Television Documentaries (Network/Syndication Service/Program Service)
WINNER: KURT KUENNE, MSNBC
“Dear Zachary: A Letter to a Son About His Father”
“Dear Zachary” is a first-person account of the life and murder of Dr. Andrew Bagby (1973-2001), whose killer fled to Canada, went on to bear his child and walked free on bail awaiting trail, giving her the opportunity to kill again. Her second murder exemplified how truly disturbed she was. She not only killed the father of her child — she killed her own son.
Filmmaker Kurt Kuenne wrote that his film “was never supposed to seen by you [or] seen outside my immediate circle of loved ones, and it was certainly not supposed to be a crime story or a piece of ‘journalism’ in any way.” Instead, the film was “prepared for an audience of one — the Zachary of the title, my late best friend’s son, born after his death — as a way for him to get to meet the father he would never have the opportunity to know in life.”
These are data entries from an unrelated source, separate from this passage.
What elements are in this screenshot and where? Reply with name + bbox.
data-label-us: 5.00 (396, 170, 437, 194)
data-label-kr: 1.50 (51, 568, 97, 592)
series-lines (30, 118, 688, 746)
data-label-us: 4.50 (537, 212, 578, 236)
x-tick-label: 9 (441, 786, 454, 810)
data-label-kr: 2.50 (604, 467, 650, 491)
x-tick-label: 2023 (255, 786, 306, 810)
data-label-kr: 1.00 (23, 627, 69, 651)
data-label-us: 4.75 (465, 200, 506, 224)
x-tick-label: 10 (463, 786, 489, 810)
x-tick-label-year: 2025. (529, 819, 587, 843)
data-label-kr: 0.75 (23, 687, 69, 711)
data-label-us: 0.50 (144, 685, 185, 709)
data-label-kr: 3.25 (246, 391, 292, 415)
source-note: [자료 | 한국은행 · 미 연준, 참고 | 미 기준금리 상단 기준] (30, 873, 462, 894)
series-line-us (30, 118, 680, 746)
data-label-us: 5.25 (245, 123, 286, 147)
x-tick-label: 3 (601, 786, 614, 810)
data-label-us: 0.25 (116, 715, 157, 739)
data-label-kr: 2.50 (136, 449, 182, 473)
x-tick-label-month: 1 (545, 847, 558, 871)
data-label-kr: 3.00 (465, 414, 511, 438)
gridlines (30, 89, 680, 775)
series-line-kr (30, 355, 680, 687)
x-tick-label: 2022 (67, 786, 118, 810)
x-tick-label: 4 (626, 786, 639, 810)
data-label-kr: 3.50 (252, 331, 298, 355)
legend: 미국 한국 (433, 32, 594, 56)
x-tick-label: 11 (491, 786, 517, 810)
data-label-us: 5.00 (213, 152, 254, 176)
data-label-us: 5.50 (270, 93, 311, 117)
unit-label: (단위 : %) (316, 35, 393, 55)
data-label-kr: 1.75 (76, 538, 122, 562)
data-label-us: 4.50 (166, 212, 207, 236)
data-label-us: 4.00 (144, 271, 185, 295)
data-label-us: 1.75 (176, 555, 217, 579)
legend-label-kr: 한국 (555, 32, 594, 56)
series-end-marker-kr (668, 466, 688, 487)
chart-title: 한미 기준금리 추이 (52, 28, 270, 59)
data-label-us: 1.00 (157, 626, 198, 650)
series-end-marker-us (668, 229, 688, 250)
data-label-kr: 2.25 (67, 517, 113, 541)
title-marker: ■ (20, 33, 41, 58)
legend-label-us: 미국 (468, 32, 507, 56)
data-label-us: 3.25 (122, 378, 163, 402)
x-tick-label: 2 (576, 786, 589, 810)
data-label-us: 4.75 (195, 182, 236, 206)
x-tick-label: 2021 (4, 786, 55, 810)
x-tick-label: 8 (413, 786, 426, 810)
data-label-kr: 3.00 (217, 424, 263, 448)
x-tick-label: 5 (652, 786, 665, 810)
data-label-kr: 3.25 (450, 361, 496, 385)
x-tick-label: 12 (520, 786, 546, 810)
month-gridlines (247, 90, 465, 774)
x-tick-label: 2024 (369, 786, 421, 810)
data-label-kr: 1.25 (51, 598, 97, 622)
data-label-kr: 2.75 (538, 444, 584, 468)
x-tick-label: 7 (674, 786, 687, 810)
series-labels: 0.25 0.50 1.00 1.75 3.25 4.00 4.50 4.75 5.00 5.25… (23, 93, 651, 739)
Bagby was gunned down at the age of 28 in a state park in western Pennsylvania in November 2001. His ex-girlfriend, Shirley Turner, the prime suspect, fled to Canada, where she discovered she was pregnant with his son.
She named him Zachary.
“This was supposed to be a tribute film,” Kuenne wrote. “I considered forgetting about the project after Zachary was murdered on August 18, 2003, because my intention had been to give him the film as a present when he was old enough to watch it. But when I realized that I now had a responsibility to tell his story publicly, I picked it up once again.”
One judge said: “In a category packed with some of the year’s most incredible journalist undertakings, this was the entry I still can’t stop thinking about, even weeks after first watching it. It is a more thorough and complete work than I have ever seen in the span of a 90-minute documentary. You’ll want to hug your family, call a long-lost friend, then go to work
combating systematic governmental breakdowns that allow evil to destroy that which is most important to all of us.”
Kuenne observed that “the most difficult aspect of this whole experience was not the making of the film, but living through this nightmare in real life, watching my friend’s family be annihilated by this monstrous woman, and watching the government of Canada help her do it. Documenting it was easy; living through it was excruciating.”
More online: http://tinyurl.com/llhal8
Television Documentaries (Large Market Station: 1-50 Market)
WINNER: CLAY JOHNSON, JAY JENNINGS,
GERALD OWENS & LAURA RIDDLE, WRAL-TV
“Love Child”
This documentary examines the high rate of teen pregnancy in the African-American community — twice the rate for white teens in North Carolina. The WRAL-TV documentary unit in Raleigh, N.C., decided to meet this issue head on. Host Gerald Owens, research and production assistant Laura Riddle, photographer/editor Jay Jennings and writer/producer Clay Johnson asked difficult questions: Why was the rate so high among this specific group of African-American girls? Were there cultural reasons? And why does the trend span generations within families?
Johnson noted that the teen mothers featured in the documentary would not reveal the names of the fathers of their children, so “our documentary unit recruited two African-American film students from a local, historically black college to capture the attitudes and opinions of young African-American men towards teen pregnancy.”
The filmmakers hope that through the telling of these stories, “solutions are revealed that may help reduce the incidence of teen pregnancy and help teen mothers and their children achieve more successful lives.”
Judges praised the filmmakers for placing the emphasis on “the voices of young people, with narration and analysis kept to a minimum … a strong, smart choice. The effort to include the voices of every stakeholder made the story complete.”
The WRAL-TV team noted: “We received much positive feedback from viewers. A number of nonprofit organizations and advocacy groups that work on the issue of teen pregnancy requested DVDs of the program, and we provided them free of charge. They are now using the program for educational purposes.”
Judges lauded the “honest emotion” of the documentary, which makes it feel “wholly relevant and critically relevant.”
The filmmakers said their work “will continue to open the eyes of people in the community who were either unaware of this problem or ignored it. That’s how society change begins.”